Better to just buy a new compressor or at least a new tank that's pressure rated.

Ravenworks 05-08-2012 03:49 PM

I agree with Joes first post,with that if you look at the bottom of the tank it is funnelled to the center so water can drain to it.
The very first thing I did when I got my comp was install a ball valve on the drain,if I am running it hard I will crack it enabling the water to drain and to help keep it out of my system.

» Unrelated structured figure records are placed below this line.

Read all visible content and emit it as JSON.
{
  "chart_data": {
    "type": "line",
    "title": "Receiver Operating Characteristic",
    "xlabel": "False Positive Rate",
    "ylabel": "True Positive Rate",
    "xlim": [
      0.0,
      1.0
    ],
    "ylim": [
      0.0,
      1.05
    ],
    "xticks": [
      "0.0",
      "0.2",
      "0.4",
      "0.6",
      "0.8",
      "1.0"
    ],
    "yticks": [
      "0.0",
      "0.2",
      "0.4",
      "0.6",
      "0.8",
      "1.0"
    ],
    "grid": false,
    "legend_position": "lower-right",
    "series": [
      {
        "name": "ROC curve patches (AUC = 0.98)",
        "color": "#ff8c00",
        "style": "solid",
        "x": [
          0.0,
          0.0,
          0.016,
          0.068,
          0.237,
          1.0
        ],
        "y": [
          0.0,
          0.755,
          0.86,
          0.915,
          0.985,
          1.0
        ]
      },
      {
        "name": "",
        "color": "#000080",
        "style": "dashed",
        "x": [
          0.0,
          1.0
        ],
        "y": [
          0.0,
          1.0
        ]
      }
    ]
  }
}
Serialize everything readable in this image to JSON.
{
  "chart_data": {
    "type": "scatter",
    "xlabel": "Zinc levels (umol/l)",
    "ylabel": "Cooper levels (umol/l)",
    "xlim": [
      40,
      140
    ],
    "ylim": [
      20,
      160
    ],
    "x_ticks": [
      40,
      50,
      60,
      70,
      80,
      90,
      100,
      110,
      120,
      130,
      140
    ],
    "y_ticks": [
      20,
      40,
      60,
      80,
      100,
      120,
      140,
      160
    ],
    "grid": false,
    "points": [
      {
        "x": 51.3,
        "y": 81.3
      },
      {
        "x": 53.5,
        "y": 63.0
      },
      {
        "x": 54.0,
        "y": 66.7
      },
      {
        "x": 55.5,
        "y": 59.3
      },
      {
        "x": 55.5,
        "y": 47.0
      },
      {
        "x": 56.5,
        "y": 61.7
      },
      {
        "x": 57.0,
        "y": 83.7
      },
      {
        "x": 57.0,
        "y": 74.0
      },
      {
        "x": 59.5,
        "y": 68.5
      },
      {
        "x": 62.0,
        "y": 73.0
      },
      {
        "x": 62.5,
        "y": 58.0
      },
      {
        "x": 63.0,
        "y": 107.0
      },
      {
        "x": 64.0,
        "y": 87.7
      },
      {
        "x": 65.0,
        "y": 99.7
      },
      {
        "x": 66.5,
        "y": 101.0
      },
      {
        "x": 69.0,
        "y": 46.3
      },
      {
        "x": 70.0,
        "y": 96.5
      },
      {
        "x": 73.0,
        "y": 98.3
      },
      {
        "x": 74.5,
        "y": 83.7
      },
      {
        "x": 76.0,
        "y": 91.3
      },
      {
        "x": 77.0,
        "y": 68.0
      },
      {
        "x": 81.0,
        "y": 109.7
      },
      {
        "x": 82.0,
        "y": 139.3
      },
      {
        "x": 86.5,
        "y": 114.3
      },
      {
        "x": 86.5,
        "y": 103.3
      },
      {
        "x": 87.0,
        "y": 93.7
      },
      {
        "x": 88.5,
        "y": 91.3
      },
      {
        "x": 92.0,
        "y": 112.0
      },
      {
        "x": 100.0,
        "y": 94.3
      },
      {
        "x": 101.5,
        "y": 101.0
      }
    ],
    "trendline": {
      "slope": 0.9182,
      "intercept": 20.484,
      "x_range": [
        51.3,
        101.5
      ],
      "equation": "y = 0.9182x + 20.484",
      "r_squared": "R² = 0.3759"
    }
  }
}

Thurman 05-08-2012 06:23 PM

I've worked on many compressors and have never seen one with a cast iron tank. I'm willing to say yours is a steel tank, a cylinder with end caps welded on each end. Those pipe plugs have probably been in there long enough to have a good coating of rust within the threads and will be very hard to remove. As stated, just looking into the tank is not an appropriate test, at static test is the only way to check these tanks. Some, but not all, check valves can be removed and disassembled for a proper cleaning and inspection. You will be better off to replace the check valve if it is leaking at all. Air should only flow one way through a check valve, if it is leaking this allows the air to flow both ways and will lead to the compressor running hot. Underneath the tank there should be a condensate drain. IF you can remove this you should have a hole large enough to get most of the internal loose rust to come out with some shaking/rotating. As stated: When you compress ambient air you are also compressing any moisture within the air. This moisture gets pushed into the tank where it will condense. That is why it is important to keep a tank drained of water. I always use a FRL in my system, that is a Filter, Regulator, and Lubricator put into the line coming out of the compressor.

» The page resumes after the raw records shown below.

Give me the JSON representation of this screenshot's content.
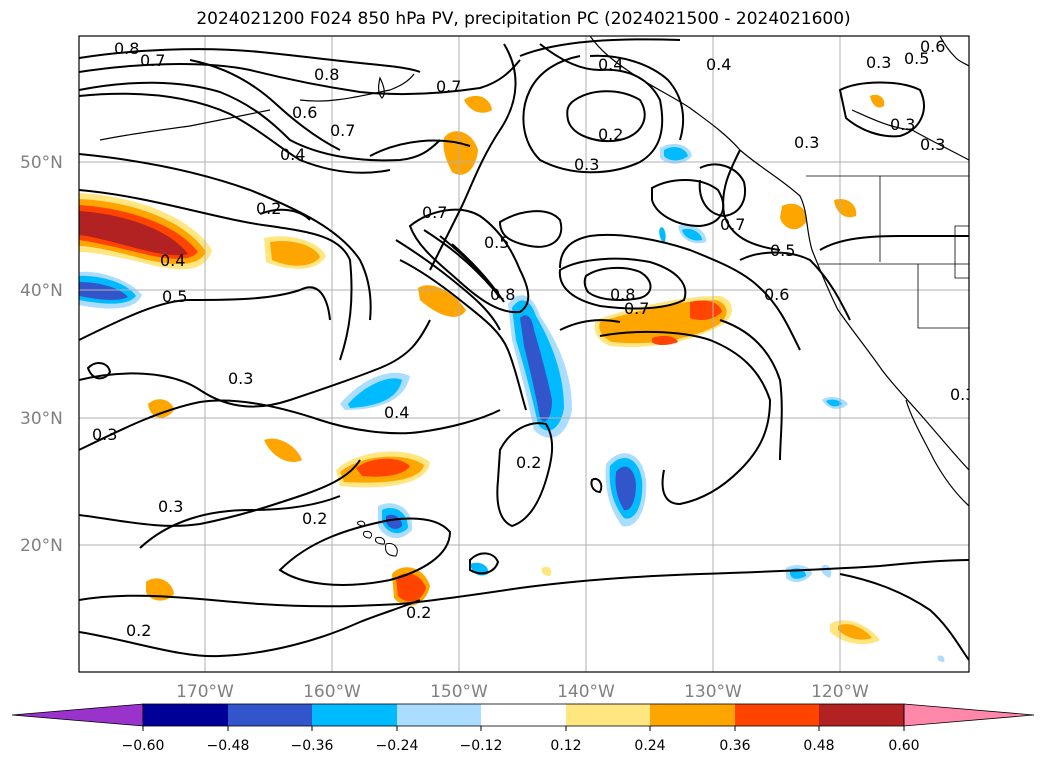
{
  "title": "2024021200 F024 850 hPa PV, precipitation PC (2024021500 - 2024021600)",
  "lat_labels": [
    "50°N",
    "40°N",
    "30°N",
    "20°N"
  ],
  "lon_labels": [
    "170°W",
    "160°W",
    "150°W",
    "140°W",
    "130°W",
    "120°W"
  ],
  "contour_labels": [
    "0.8",
    "0.7",
    "0.8",
    "0.6",
    "0.7",
    "0.4",
    "0.2",
    "0.7",
    "0.4",
    "0.2",
    "0.3",
    "0.4",
    "0.3",
    "0.5",
    "0.7",
    "0.5",
    "0.8",
    "0.4",
    "0.5",
    "0.8",
    "0.7",
    "0.6",
    "0.3",
    "0.4",
    "0.3",
    "0.2",
    "0.3",
    "0.2",
    "0.2",
    "0.3",
    "0.3",
    "0.2",
    "0.3",
    "0.6",
    "0.7",
    "0.5",
    "0.3",
    "0.2",
    "0.3",
    "0.4",
    "0.3"
  ],
  "colorbar": {
    "ticks": [
      "−0.60",
      "−0.48",
      "−0.36",
      "−0.24",
      "−0.12",
      "0.12",
      "0.24",
      "0.36",
      "0.48",
      "0.60"
    ],
    "colors": [
      "#9933cc",
      "#000099",
      "#3355cc",
      "#00bbff",
      "#aaddff",
      "#ffffff",
      "#ffe680",
      "#ffa500",
      "#ff4400",
      "#b22222",
      "#ff88aa"
    ]
  },
  "colors": {
    "neg_strong": "#3355cc",
    "neg_mid": "#00bbff",
    "neg_weak": "#aaddff",
    "pos_weak": "#ffe680",
    "pos_mid": "#ffa500",
    "pos_strong": "#ff4400",
    "pos_vstrong": "#b22222"
  }
}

Missouri Bound 05-08-2012 08:48 PM

I can't tell you about the condition of your tank but I can tell you a story about a tank exploding. One of the fork lift repair companies that I used had a tank mounted in the back of the service van, with an auto start and hooked directly into the gas line so it was basically self-sufficient. The tech went into the van to get a part and opened the side door. He got the part and walked about 3 foot from the tank when it exploded. I heard the blast 200' away and ran to the van immediately. He fortunately was not hit by anything but he was in shock and could not speak. He wandered around glazed eyes muttering and making no sense. Parts of the compressor went through the back window of the van and other imbedded in the roof. Some of the parts flew past him and imbedded in the building next to the van. I called his boss to pick him up since he was basically incoherent and couldn't function. He was literally 2 seconds away from a fatal injury. Anyway, tanks are relatively cheap.....just find a way to replace that 35 year old one.:yes:

joecaption 05-08-2012 09:30 PM

The first thing they showed us when i went to compressor school was pictures of buildings leveled from tanks blowing up.

One big factory i went to had the compressor inside the building right next to where people were working and the complant was, the motor started and stoped all the time and it was leaking water.
I reach for the power shut of and there is none in sight. It was in a completly differant part of the warehouse several hundred ft. away behind a locked cage with pallet loads of stuff in front of the panel.
I shut it down and find the tanks 1/2 full of water and there's pin hole leaks in the tank.
I report back to the owner to tell him what I found and he tells me to just patch it.
I went back to the truck and called OSHA, the boiler inspector, the buiding inspector. Then I pulled the breaker out of the panel and took the pump off the tank and sat there and waited for them to show up.
The owner was pissed at me because he thought i should have just welded a plate to the tank to keep it from leaking. OH well, anyone that stupid deserves what they get.
I may not have sold another compressor or made a friend that day but I may have saved some lives.